L’autorité de la concurrence britannique veut bousculer les Big Four
La Grande-Bretagne pourrait bousculer les habitudes des Big Four de l’audit (KPMG, Deloitte, PwC et Ernst & Young). L’autorité de la concurrence a soumis à consultation des propositions pour obliger les entreprises à changer plus souvent de commissaire aux comptes. Le projet intéressera les législateurs européens qui doivent approuver une réforme du marché de l’audit.
L’autorité justifie sa démarche au nom de l’intérêt des actionnaires. Selon elle, «même si la plupart du temps les audits sont conduits de manière diligente», les commissaires aux comptes, soucieux de préserver leurs clients, peuvent se montrer trop bienveillants envers eux. Ce défaut d’indépendance prendrait racine dans le manque de concurrence entre cabinets. En Grande-Bretagne, l’immense majorité des entreprises font contrôler leurs comptes par les Big Four. Et même si elles ne sont censées engager les cabinets que pour un an, 20% des entreprises du FTSE 250 ont eu le même auditeur pendant plus de 20 ans et 67% pendant plus de 10 ans.

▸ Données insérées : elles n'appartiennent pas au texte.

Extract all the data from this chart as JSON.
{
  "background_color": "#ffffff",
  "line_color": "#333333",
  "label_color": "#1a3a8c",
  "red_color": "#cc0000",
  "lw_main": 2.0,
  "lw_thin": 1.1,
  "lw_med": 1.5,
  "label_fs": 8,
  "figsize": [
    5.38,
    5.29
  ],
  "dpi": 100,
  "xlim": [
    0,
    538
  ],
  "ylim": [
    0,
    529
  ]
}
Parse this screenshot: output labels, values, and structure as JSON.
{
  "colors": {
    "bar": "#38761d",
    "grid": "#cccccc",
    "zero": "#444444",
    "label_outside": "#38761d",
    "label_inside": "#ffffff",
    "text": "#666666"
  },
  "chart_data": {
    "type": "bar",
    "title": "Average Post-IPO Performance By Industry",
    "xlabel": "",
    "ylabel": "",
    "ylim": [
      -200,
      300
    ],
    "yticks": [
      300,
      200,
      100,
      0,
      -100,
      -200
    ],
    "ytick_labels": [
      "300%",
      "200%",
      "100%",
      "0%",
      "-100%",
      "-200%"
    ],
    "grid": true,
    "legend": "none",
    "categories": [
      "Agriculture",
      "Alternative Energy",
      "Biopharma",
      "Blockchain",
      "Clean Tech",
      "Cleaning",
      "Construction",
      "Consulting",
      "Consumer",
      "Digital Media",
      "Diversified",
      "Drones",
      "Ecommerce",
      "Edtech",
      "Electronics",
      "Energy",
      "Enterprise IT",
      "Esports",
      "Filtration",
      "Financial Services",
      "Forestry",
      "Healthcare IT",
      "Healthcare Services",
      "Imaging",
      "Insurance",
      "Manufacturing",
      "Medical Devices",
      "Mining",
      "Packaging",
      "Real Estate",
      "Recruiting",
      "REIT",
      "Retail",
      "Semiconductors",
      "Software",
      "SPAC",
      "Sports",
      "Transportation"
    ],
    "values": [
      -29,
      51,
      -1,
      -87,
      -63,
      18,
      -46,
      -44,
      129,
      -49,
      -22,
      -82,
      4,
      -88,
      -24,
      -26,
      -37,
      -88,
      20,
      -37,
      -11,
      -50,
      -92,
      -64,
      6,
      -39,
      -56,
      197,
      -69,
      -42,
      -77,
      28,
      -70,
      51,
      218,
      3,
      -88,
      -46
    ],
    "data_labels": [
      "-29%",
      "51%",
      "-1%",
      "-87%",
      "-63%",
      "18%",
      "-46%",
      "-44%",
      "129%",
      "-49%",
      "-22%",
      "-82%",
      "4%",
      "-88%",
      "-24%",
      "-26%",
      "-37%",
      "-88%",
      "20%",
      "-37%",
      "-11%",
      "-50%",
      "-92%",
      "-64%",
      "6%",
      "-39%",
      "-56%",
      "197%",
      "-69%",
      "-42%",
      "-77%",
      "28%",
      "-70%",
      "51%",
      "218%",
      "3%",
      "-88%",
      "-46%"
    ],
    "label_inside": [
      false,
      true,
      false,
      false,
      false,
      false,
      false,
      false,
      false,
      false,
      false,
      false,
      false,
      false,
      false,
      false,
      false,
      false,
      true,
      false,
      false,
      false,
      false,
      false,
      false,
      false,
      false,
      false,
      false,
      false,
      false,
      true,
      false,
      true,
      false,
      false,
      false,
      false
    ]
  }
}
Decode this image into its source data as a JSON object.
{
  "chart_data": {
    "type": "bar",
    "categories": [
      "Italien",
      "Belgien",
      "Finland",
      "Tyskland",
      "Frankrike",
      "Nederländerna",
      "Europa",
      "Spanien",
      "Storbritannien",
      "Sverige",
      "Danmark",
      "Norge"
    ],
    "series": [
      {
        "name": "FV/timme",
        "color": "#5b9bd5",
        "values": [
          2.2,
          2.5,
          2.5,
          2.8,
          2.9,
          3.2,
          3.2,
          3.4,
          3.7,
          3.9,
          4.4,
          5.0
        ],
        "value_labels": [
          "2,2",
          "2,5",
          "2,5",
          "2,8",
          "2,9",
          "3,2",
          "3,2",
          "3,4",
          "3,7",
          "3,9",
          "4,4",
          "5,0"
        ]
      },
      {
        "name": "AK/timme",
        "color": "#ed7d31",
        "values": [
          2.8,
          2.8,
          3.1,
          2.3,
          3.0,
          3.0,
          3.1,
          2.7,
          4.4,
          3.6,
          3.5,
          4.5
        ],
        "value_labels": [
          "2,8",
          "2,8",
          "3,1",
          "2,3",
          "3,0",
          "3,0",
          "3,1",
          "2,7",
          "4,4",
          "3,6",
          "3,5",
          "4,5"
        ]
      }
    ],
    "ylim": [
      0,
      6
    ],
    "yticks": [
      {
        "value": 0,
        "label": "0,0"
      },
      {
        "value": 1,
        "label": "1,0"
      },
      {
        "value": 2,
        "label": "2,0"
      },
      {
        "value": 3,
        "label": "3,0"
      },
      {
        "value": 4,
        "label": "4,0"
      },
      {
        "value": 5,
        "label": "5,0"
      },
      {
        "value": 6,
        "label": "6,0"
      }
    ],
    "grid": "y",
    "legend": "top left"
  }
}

Pour les obliger à changer d’auditeurs et à abaisser les barrières à l’entrée pour les plus petits cabinets, l’autorité britannique propose d’imposer la rotation des cabinets, tous les 7 ans, 10 ans ou 14 ans. La Commission européenne a, de son côté, proposé de faire tourner les cabinets au bout d’une période de 6 ans, étendue à 9 ans en cas d’audit conjoint. L’autorité britannique précise que l’obligation de rotation pourrait être modulée si sont également imposés des appels d’offres pour sélectionner les cabinets. Ces derniers devraient être menés tous les cinq à sept ans. L’antitrust voudrait aussi interdire toutes les clauses dans les prêts bancaires qui forcent le recours à un représentant des Big Four.
Par ailleurs, l’autorité suggère de renforcer les prérogatives du comité d’audit, en matière d’audit externe, aux dépens de celles du directeur financier. Elle aimerait que les actionnaires puissent voter pour choisir les auditeurs. Une autre piste est de renforcer les obligations de reporting. Les commissaires aux comptes français, ardents défenseurs du co-commissariat, noteront avec dépit que l’autorité britannique a écarté cette solution qui serait à ses yeux source de complications et de coûts. Elle n’a pas non plus souhaité limiter les services de conseil fournis par les cabinets. La consultation est ouverte jusqu'à mi-mars. L’antitrust à jusqu'à la fin octobre pour rendre ses conclusions.